Perspectives électorales – Juillet 2003

La politique électorale : où sont passés les jeunes?

La politique électorale : où sont passés les jeunes?

Elisabeth Gidengil
Professeur, Département de science politique
Université McGill

André Blais
Professeur, Département de science politique
Université de Montréal

Neil Nevitte
Professeur, Département de science politique
Université de Toronto

Richard Nadeau
Professeur, Département de science politique
Université de Montréal

Un nombre sans précédent de jeunes Canadiens tournent le dos à la politique électorale. Les optimistes veulent croire qu'ils optent pour d'autres formes d'engagement politique, notamment en raison du fait que de nos jours, plus de jeunes Canadiens ont une formation universitaire que les générations de leurs parents et de leurs grands-parents. Cette supposition est d'ailleurs renforcée par les médias qui diffusent des images de jeunes protestant contre la mondialisation ou la guerre en Iraq. Selon cet argument, la nouvelle génération de jeunes Canadiens très instruits est insatisfaite de la politique électorale traditionnelle et préfère des formes plus autonomes d'action politique. Cependant, comme le démontre le présent article, cette perception optimiste de la situation ne résiste pas nécessairement à l'examen des faits.

Un fossé qui s'élargit

Figure 1: Tendances de vote par groupe d'âge

Ce n'est pas d'hier que les taux de participation électorale des jeunes sont faibles. D'après les études détaillées de la participation aux élections fédérales depuis 1968, la propension au vote augmente généralement de sept ou huit points entre 20 et 30 ans, et d'environ 15 points entre 20 et 50 ans note 1. Les jeunes ont moins tendance à voter justement parce qu'ils sont jeunes. La plupart d'entre eux ne se soucient pas particulièrement de l'impôt, des taux hypothécaires ou de l'accès aux services; le débat politique qui entoure ces questions peut leur paraître lointain et abstrait.
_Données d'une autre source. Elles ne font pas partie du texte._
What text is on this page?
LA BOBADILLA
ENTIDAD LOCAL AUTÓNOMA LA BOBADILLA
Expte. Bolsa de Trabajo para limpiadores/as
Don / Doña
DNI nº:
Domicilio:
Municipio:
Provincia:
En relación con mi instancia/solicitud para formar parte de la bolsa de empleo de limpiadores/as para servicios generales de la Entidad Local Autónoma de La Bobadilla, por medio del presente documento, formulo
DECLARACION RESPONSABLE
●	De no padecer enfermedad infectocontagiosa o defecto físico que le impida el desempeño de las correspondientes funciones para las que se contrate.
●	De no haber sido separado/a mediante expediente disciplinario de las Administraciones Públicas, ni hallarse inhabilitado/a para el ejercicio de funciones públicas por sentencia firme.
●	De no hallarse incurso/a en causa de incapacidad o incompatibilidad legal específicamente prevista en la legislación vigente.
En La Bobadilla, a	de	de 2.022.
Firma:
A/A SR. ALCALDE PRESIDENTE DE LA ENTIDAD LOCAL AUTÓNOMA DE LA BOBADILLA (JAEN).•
Par contre, l'élargissement du fossé entre les générations est un phénomène récent. Quelque chose réduit la propension à voter des jeunes Canadiens de la nouvelle génération par rapport à celle de leurs parents et de leurs grands-parents lorsqu'ils étaient dans la vingtaine. La participation électorale à cet âge était supérieure de 10 points chez les personnes nées dans les années 1960 et de 20 points chez les enfants du baby-boom. Lorsque l'on compare les tendances de vote des différentes générations, le résultat est frappant (voir la figure 1). Le taux de participation électorale est resté plus ou moins stable chez les trois générations plus âgées; seule la nouvelle génération affiche une baisse. Cela veut dire que le déclin de la participation électorale depuis 1988 est en grande partie attribuable au renouvellement de la population. Si les quatre générations avaient représenté les mêmes proportions de l'électorat en 2000 qu'en 1988, la participation à l'élection fédérale de 2000 aurait été de 10 points plus élevée.

Le mythe de l'instruction

Figure 2: Tendances de vote chez les jeunes Canadiens

Le déclin de la participation électorale chez la nouvelle génération est déconcertant puisqu'il survient à une période où un nombre record de jeunes Canadiens entreprennent des études postsecondaires. Si davantage de jeunes se dirigent vers l'université, pourquoi sont-ils moins nombreux à voter que leurs parents ou leurs grands-parents? La première réponse qui vient à l'esprit repose justement sur leur instruction plus poussée. On a avancé l'hypothèse que ces jeunes Canadiens tournent le dos à la politique électorale en quête de formes plus actives d'engagement politique. Parce qu'ils sont plus instruits, ils cherchent un moyen d'expression plus significatif qu'un vote occasionnel. Cependant, il est faux de supposer que ce sont les jeunes très instruits qui n'exercent pas leur droit de vote. Bien au contraire, plus un jeune est instruit, plus il aura tendance à voter. Le niveau d'instruction demeure le meilleur indicateur prévisionnel du vote parce que les études développent les aptitudes cognitives nécessaires pour comprendre les subtilités de la politique et qu'elles semblent favoriser des normes d'engagement civique. L'instruction est un facteur déterminant dans le choix des jeunes Canadiens de voter ou de s'abstenir. L'Étude sur l'élection canadienne 2000 révèle que la participation électorale chez la nouvelle génération était supérieure de près de 50 points chez les diplômés d'une université que chez les jeunes n'ayant pas obtenu leur diplôme d'études secondaires note 2. En outre, le déclin de la participation se limite aux jeunes qui n'ont pas fait d'études universitaires. Depuis l'élection générale de 1993, la participation a diminué de plus de 30 points parmi les jeunes sans diplôme d'études secondaires et de 15 points ou plus parmi les jeunes qui ont terminé des études secondaires ou fait des études collégiales (voir la figure 2). Par contre, la participation des diplômés universitaires est restée stable.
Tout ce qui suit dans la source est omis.